A project to increase the cancer care facilities at public hospitals in Charleville, Roma and St George will be left in the capable hands of Charleville Nursing Unit Manager, Nicky McKellar.
The expansion of services will take place over the coming months and aims to alleviate travel burdens on regional cancer patients seeking treatments such as chemotherapy.
The three-year cancer care strategy was approved by the South West Hospital and Health Service, according to Chief Executive, Glynis Schultz.
“Patients with less complex needs will be able to receive services right here in the South West, closer to their friends and families and not have to travel as regularly to major centres outside the region for their care,” she says.
Of the 262 South West patients that received public cancer treatment in 2014, 115 of those were directed to larger public hospitals outside the region for more complex procedures and a further 445 received treatment through the private health sector.
Ms McKellar says that the expansion in cancer care services may see fewer people reliant on private health services.

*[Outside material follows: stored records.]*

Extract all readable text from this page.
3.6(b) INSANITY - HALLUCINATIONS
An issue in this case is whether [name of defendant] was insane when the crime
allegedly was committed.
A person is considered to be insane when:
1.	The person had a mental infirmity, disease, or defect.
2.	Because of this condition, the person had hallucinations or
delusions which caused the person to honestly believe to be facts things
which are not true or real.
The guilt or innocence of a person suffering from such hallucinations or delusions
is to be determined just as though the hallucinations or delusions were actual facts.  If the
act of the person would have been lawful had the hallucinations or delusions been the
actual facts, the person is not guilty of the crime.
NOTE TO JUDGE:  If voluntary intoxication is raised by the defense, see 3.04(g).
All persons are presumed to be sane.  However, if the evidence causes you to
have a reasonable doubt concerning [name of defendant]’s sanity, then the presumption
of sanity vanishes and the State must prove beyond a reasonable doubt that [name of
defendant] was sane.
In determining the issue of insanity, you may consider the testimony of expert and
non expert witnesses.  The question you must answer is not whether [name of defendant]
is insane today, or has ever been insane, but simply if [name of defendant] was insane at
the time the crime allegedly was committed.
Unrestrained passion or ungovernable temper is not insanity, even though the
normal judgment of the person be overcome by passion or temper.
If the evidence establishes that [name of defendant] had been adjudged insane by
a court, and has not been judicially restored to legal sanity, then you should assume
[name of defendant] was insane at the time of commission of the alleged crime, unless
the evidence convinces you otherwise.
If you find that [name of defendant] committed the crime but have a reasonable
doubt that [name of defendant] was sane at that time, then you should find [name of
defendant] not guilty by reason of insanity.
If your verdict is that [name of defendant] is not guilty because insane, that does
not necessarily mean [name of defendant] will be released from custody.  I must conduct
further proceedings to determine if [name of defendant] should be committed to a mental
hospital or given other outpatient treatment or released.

“As we improve and expand cancer care services here in the South West, it may well be that some of these private episodes of care may be able to be delivered within our region also.’’
The expansions will be implemented with the support and advice from specialist care teams at larger tertiary hospitals.
“We are currently in discussions with Toowoomba Hospital and the Princess Alexandra Hospital in Brisbane to develop partnerships between us and their specialist cancer and palliative care units,’’ says Ms Schultz.
With a strong interest in cancer and palliative care, Ms McKellar is keen to take up her new role and see the project get underway, saying that patients can expect to receive chemotherapy services at the Roma Hospital as soon as January next year.
The services will become available at Charleville and St George hospitals later in 2016.
Whilst more complex treatments will still need to visit larger hospitals in Toowoomba or Brisbane for specialised care, the increase in facilities will take the travel burdens off a large number of patients that require low-risk cancer treatments in regional areas.
The developments will also provide an opportunity for cancer and palliative care training among existing professionals in the region.